Let's look at D. Are you able to rearrange it to solve for y?

12. anonymous

Maybe, 16+4x^2=y?

13. anonymous

Not quite$4x^2 + y^2 = 16$$y^2 = 16 - 4x^2$$y=\pm \sqrt{16-4x^2}$Are you able to follow that?

14. anonymous

I don't really understand where you got the subtraction sign from when you first changed the equation. Can you explain what you did in this equation please?

15. anonymous

The goal is to isolate y. Therefore, in the first step, I subtracted 4x^2 from both sides of the equation. Then to solve for y, I took the square root of both sides. Make sense?

16. anonymous

Yeah, so what does this tell us? That there is only a value for the y?

17. anonymous

OK. We've rearranged D to solve for y. So, choose an x-value - 0 would be a good choice. If you substitute 0 in for x, how many y-values do you get?

18. anonymous

0 I guess? Sorry, I'm just not getting it as quickly as others probably would

19. anonymous

Take the rearranged equation D and substitute 0 in for x$y=\pm \sqrt{16-4x^2}$$y=\pm \sqrt{16-4\left( 0 \right)^2}$$y= \pm \sqrt{16}$What's the answer for y?

20. anonymous

You can do this. What's the square root of 16?

21. anonymous

Oh that's easy, 4

22. anonymous

Right. So, in equation D, if x=0, then y has to be +4 or -4. There are two y-values associated with x=0. Is this expression a function?

23. Mertsj

I think the square root of 16 is -4

24. anonymous

Ummmm, no...no it's not...

25. anonymous

You're incorrect @Mertsj . The square root of 16 is 4.

26. Mertsj

Must be because (-4)(-4)=16

27. Mertsj

Maybe 16 has two square roots.

28. anonymous

Anyways, yes, it does represent a function

29. anonymous

You're screwing up this help session.

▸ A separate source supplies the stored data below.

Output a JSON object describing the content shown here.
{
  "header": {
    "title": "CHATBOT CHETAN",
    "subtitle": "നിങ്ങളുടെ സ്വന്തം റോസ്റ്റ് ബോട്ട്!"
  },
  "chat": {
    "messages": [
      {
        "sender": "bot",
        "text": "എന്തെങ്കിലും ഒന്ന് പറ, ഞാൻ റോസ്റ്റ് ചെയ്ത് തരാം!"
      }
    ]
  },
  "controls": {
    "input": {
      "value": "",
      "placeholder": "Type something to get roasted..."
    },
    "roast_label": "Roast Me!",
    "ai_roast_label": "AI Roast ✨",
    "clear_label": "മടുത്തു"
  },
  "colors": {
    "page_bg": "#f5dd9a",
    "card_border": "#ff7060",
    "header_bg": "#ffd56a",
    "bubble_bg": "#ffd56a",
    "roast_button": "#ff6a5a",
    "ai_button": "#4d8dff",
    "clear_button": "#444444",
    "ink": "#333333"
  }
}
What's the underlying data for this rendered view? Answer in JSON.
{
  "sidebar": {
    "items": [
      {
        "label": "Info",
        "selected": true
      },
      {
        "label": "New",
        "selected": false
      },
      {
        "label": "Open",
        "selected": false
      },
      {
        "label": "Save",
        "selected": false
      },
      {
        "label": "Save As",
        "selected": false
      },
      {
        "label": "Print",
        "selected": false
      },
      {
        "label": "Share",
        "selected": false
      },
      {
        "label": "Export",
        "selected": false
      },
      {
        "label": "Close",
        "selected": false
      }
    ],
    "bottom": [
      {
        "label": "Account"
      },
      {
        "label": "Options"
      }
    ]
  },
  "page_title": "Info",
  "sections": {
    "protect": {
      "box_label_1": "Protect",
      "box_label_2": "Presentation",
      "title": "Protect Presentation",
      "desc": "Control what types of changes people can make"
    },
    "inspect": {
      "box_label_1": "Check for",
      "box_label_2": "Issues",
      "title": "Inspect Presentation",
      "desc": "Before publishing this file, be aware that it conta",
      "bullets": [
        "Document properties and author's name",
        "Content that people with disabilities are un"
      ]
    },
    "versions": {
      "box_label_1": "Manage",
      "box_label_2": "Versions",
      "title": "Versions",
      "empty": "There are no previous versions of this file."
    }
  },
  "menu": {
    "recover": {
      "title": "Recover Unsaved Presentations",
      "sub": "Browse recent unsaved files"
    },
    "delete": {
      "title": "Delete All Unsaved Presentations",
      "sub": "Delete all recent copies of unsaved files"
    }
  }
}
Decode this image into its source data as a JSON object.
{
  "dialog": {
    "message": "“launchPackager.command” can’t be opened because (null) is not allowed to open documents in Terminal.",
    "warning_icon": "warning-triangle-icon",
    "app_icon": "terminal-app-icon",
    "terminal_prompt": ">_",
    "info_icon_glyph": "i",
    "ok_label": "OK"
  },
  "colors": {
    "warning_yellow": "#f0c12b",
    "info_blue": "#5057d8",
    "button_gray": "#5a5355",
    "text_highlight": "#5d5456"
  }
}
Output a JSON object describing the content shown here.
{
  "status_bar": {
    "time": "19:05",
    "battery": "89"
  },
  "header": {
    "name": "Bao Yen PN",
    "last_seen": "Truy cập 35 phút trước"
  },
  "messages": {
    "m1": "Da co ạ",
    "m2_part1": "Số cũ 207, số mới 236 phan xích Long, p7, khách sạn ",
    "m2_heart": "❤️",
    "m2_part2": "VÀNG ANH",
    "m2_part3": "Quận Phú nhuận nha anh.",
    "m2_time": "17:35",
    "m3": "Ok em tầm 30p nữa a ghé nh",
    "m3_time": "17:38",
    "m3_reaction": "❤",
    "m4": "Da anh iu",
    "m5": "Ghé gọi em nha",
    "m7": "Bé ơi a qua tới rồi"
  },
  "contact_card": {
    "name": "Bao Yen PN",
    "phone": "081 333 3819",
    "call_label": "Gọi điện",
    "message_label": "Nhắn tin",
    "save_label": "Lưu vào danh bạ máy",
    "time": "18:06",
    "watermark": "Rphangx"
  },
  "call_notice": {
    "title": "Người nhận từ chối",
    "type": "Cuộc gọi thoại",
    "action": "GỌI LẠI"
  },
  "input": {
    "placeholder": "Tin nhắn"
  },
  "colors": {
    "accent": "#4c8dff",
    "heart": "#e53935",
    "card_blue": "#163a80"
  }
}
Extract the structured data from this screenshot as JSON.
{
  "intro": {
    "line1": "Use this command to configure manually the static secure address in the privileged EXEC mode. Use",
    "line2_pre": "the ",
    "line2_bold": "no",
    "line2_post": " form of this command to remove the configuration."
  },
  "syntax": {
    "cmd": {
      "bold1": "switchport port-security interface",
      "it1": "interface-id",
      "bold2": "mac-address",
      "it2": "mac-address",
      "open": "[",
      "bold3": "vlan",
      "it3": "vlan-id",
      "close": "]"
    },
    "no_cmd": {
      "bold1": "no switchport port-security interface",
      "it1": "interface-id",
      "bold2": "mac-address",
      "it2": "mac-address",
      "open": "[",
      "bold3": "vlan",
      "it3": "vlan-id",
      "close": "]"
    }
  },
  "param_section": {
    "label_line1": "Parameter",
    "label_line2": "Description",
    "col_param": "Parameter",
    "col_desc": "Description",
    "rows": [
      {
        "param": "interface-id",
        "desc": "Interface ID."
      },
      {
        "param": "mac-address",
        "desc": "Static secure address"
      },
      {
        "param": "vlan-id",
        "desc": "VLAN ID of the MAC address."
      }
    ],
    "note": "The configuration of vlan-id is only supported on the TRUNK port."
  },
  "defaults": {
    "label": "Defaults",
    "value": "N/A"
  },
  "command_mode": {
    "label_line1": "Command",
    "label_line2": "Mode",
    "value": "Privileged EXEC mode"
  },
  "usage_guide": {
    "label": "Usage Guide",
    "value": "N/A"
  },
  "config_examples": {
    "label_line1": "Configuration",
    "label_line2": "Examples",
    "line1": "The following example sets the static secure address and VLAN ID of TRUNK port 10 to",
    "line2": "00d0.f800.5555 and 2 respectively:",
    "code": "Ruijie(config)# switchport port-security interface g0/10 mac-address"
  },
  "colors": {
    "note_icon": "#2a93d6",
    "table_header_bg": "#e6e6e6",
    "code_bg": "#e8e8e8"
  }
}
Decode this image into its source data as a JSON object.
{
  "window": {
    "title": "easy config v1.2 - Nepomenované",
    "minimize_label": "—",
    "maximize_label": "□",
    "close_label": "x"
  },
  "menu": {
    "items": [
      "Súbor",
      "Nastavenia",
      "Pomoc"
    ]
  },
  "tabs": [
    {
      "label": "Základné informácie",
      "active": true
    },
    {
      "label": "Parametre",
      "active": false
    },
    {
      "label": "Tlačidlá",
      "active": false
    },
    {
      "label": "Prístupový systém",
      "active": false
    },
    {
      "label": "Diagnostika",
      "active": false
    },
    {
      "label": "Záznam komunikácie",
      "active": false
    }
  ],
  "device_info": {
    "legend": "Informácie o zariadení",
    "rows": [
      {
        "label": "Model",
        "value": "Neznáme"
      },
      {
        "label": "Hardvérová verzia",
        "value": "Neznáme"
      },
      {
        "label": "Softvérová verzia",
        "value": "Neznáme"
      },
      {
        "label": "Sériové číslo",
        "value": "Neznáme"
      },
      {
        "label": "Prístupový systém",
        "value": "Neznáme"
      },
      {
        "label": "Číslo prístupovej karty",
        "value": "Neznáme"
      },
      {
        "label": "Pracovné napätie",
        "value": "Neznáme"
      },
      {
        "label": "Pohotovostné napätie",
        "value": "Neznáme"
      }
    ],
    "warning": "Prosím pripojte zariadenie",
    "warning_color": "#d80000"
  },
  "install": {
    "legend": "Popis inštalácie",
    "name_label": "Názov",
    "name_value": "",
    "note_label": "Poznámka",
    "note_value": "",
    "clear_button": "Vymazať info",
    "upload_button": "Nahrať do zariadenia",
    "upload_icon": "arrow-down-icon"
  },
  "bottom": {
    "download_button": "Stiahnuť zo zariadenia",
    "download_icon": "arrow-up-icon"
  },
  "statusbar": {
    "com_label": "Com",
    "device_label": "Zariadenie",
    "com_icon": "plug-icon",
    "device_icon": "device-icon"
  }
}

There is a mathematical distinction between answering a) what number, when squared, equals 16 b) what is the square root of 16 The answer to the first question is =4 and -4 The answer to the second question is 5.

30. Mertsj

The square root of a number is a number which multiplied by itself, gives you the original number.

31. anonymous

The definition of a function is a relation in which, for every x-value there is ONE AND ONLY ONE associated y-value. We just determined that for x=0, there are two associated y-values, +4 and -4. Therefore, this expression cannot be a function. Do you understand.

32. Mertsj

Here is an easier definition of a function: A function is a set of ordered pairs in which no two ordered pairs have the same first number.

33. anonymous

@Mertsj , what about {(1, 4), (3, 8), (1, 4), (1, 4)} ? You had better go back to school, chum.

34. anonymous

@Mertsj Oh dieses Zeug langweilt mich bis auf die Knochen .

35. Mertsj

(1,4) and (1,4) are not two ordered pairs. It is one ordered pair written down twice. If you write your name twice, does that make you two people?

36. Mertsj

@RavenDarkwood200 Me too.

37. Mertsj

@RavenDarkwood200 Wie kann der Blinde den Blinden führt

38. anonymous

@Mertsj Worüber redest du? Ich verstehe nicht. Ich bin deutscher sehen Sie?